Tag: cybersecurity

  • Urgent Alert: Spot Fraudulent Job Offers Impersonating Pendo—and Protect Your Career

    Urgent Alert: Spot Fraudulent Job Offers Impersonating Pendo—and Protect Your Career

    In my role leading product management, I take brand trust and cybersecurity seriously—especially when it affects people’s livelihoods. Over the past few weeks, I’ve seen a troubling uptick in brand impersonation and social engineering targeting candidates. It’s a reminder that protecting our community isn’t just a technical problem; it’s a product management leadership and stakeholder management responsibility.

    We want to warn you about recent instances of fraudulent job offers purporting to be from Pendo and/or its affiliate companies.

    If you receive an unexpected outreach claiming to be from Pendo with a fast-track offer, requests for payment, or a push to move conversations to informal channels, treat it as a red flag. Scammers often spoof logos, clone profiles, and use vague role descriptions to create urgency. Their goal is to extract personal data, money, or access—classic social engineering tactics that undermine data governance and privacy-by-design principles.

    Here’s how I advise candidates to protect themselves while keeping their job search momentum. Validate every opportunity through the company’s official careers page and confirm the recruiter’s identity through corporate channels. Check that email addresses and domains match publicly listed corporate information, and be wary of communication conducted exclusively through messaging apps. Never pay fees, buy equipment up front, or share sensitive data like Social Security numbers or banking information before a formal, verified offer is in place.

    If something feels off, pause and verify. Contact the company via the channels listed on its website, ask for a video meeting with the recruiter using an official corporate account, and request written details on the role and interview process. If it’s fraudulent, report it to the company, the platform where the outreach occurred, and—when appropriate—local authorities. Acting quickly helps with threat detection and response and protects other candidates from harm.

    From a product and security perspective, this is a cross-functional issue that benefits from AI risk management discipline. Strong signals include clear public guidance on recruiting practices, a dedicated reporting mailbox for suspected scams, and hardened email authentication (SPF, DKIM, DMARC). Pair these with privacy-by-design reviews for hiring workflows, recruiter verification checklists, and ongoing education for talent teams. These measures reduce attack surface while reinforcing brand integrity.

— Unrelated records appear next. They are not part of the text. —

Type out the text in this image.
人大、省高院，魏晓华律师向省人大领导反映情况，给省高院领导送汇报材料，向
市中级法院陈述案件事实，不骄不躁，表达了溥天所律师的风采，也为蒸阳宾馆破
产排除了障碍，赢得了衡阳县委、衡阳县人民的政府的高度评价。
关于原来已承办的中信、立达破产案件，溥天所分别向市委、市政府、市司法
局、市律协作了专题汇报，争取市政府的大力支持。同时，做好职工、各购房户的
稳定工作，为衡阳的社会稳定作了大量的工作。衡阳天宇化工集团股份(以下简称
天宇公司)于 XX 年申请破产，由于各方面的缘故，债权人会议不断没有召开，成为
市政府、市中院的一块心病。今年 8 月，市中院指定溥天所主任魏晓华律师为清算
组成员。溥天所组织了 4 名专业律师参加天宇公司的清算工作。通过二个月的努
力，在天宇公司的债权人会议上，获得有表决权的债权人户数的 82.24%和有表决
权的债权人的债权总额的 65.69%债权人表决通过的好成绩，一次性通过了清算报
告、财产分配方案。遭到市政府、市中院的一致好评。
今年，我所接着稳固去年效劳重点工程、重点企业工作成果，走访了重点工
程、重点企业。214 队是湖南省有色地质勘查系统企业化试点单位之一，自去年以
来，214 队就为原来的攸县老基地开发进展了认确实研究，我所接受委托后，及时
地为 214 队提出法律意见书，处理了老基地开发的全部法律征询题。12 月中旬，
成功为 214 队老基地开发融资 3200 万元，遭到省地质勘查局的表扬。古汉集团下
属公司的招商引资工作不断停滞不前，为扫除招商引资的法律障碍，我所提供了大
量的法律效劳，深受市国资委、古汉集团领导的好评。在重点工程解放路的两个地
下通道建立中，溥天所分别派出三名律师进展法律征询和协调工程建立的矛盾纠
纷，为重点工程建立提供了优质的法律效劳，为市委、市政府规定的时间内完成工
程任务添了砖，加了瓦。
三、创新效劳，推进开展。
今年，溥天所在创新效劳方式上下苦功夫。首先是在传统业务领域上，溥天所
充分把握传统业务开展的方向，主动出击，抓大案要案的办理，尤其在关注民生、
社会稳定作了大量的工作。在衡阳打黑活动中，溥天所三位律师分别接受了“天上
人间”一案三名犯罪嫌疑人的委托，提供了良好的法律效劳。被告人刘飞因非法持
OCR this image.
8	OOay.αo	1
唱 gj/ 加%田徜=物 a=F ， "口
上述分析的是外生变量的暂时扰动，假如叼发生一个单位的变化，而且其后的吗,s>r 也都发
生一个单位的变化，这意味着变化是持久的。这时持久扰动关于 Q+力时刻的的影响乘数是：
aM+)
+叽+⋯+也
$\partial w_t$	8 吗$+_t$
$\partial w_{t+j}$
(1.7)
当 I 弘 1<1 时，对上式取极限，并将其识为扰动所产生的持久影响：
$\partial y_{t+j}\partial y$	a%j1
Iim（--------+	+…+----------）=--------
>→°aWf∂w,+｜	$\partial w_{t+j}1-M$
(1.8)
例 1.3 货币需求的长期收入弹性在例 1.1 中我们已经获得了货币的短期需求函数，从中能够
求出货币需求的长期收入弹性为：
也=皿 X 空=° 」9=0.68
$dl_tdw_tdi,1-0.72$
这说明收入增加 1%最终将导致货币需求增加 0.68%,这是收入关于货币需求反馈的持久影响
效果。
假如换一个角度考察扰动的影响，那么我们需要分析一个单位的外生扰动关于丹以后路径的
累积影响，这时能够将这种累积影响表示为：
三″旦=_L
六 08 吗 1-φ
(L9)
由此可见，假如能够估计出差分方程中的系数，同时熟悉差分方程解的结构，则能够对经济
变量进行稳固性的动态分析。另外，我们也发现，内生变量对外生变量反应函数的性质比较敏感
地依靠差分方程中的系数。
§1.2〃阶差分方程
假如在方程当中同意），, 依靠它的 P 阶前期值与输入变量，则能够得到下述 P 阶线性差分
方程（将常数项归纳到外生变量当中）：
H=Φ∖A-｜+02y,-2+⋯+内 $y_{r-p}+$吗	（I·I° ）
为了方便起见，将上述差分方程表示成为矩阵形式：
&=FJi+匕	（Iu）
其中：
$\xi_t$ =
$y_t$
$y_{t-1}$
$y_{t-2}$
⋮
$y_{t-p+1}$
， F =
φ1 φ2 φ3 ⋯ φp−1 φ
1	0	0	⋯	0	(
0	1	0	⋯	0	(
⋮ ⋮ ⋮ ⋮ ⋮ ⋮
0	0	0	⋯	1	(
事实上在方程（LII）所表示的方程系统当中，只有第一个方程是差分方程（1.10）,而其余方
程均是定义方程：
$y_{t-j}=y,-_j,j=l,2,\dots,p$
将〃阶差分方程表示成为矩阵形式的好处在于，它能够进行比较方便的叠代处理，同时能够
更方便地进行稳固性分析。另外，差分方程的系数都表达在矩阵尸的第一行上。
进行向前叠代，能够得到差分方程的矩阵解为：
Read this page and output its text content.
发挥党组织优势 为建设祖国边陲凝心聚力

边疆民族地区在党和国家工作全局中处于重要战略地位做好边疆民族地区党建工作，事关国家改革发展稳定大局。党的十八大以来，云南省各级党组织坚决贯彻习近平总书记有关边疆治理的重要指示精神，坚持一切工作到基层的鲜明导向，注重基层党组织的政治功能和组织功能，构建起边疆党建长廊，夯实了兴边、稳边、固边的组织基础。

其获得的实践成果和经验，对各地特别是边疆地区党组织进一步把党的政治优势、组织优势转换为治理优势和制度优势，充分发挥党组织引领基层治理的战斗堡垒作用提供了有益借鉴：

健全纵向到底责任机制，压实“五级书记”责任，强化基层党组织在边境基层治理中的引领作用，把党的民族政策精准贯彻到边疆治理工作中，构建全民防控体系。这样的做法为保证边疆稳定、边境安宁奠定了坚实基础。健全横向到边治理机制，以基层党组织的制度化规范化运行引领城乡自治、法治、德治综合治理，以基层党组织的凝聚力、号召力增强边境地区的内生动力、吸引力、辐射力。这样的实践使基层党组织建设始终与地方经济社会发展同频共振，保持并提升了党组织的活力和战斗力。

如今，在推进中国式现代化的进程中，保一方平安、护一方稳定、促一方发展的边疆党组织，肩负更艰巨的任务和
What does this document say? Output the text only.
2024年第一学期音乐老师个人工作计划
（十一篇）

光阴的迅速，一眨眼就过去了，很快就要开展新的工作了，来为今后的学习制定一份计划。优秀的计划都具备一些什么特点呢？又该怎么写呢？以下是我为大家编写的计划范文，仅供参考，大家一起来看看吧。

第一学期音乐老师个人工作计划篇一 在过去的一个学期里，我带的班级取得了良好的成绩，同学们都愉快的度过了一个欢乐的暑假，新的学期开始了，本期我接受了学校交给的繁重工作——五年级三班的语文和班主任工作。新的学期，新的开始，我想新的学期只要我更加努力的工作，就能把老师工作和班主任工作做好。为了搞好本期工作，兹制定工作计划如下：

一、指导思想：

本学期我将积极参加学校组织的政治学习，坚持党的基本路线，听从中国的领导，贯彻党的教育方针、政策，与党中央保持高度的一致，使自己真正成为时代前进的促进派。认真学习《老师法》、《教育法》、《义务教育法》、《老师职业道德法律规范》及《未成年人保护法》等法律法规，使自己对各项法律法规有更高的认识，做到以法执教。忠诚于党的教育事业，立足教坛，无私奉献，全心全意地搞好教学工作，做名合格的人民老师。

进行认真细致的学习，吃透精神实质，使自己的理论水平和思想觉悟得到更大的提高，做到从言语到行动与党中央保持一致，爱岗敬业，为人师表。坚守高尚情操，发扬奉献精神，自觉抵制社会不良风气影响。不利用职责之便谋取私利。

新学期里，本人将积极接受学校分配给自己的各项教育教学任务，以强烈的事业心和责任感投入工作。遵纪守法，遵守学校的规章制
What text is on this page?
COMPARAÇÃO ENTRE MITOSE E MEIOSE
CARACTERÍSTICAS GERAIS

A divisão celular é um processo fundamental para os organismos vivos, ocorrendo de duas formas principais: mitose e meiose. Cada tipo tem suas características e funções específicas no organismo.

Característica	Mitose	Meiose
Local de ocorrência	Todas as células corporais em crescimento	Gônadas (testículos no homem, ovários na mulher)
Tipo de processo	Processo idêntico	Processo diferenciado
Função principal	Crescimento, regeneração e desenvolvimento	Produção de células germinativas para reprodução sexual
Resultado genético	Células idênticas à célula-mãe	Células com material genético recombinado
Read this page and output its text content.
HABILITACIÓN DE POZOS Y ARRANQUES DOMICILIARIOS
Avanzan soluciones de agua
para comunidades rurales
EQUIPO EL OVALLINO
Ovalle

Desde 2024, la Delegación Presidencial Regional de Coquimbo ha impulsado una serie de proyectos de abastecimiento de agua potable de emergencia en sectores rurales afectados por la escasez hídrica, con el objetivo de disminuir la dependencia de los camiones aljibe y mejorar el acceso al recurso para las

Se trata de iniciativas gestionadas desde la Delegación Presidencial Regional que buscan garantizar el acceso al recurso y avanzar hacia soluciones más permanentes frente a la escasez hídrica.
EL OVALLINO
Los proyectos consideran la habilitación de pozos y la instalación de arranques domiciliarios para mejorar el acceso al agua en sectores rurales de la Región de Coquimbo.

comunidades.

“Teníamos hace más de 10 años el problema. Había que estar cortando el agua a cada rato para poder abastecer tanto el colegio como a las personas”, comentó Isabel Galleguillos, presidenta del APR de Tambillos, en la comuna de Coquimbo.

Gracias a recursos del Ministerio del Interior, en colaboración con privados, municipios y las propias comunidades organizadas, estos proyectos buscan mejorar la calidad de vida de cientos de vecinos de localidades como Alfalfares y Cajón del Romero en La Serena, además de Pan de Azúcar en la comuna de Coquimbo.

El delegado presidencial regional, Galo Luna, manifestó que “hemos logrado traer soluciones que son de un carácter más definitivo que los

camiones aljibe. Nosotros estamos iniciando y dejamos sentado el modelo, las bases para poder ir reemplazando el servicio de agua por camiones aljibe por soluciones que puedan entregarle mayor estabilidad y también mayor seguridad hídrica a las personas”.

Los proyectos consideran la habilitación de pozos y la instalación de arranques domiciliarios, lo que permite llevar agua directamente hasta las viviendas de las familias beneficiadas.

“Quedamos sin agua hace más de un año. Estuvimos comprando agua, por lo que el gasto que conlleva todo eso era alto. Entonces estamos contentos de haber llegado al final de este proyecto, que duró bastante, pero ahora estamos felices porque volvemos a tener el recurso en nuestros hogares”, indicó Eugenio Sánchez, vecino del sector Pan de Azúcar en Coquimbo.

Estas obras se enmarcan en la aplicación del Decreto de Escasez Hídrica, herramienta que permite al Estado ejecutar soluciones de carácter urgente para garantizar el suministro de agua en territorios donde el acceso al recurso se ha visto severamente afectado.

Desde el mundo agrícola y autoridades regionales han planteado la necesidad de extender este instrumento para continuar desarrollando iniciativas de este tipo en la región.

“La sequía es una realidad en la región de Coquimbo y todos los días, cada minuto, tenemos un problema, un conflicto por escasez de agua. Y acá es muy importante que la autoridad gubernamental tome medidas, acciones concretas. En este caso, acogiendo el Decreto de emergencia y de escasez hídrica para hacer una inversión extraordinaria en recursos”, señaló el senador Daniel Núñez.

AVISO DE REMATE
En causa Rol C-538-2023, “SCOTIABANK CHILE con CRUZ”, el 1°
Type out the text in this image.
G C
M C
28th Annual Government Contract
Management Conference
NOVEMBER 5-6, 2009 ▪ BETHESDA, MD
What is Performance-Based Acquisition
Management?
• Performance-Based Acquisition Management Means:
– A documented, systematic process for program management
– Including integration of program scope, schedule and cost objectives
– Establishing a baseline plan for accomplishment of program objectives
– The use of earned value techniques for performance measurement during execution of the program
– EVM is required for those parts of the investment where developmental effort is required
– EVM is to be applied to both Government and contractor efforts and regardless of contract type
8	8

    If you believe you’ve shared information with a fraudulent recruiter, take immediate steps: change any reused passwords, enable two-factor authentication, place fraud alerts or freezes with credit bureaus as appropriate, and monitor accounts for suspicious activity. Document all communications; they can help security teams and platforms act faster.

    Recruitment fraud is emotionally taxing and can erode confidence in the process. Don’t let scammers slow your momentum. Stay vigilant, verify before you trust, and share this warning so others can avoid similar traps. If you’re ever unsure about a message that appears to come from Pendo, pause, validate through official channels, and prioritize your safety first.

    Inspired by this post on Pendo – Perspectives.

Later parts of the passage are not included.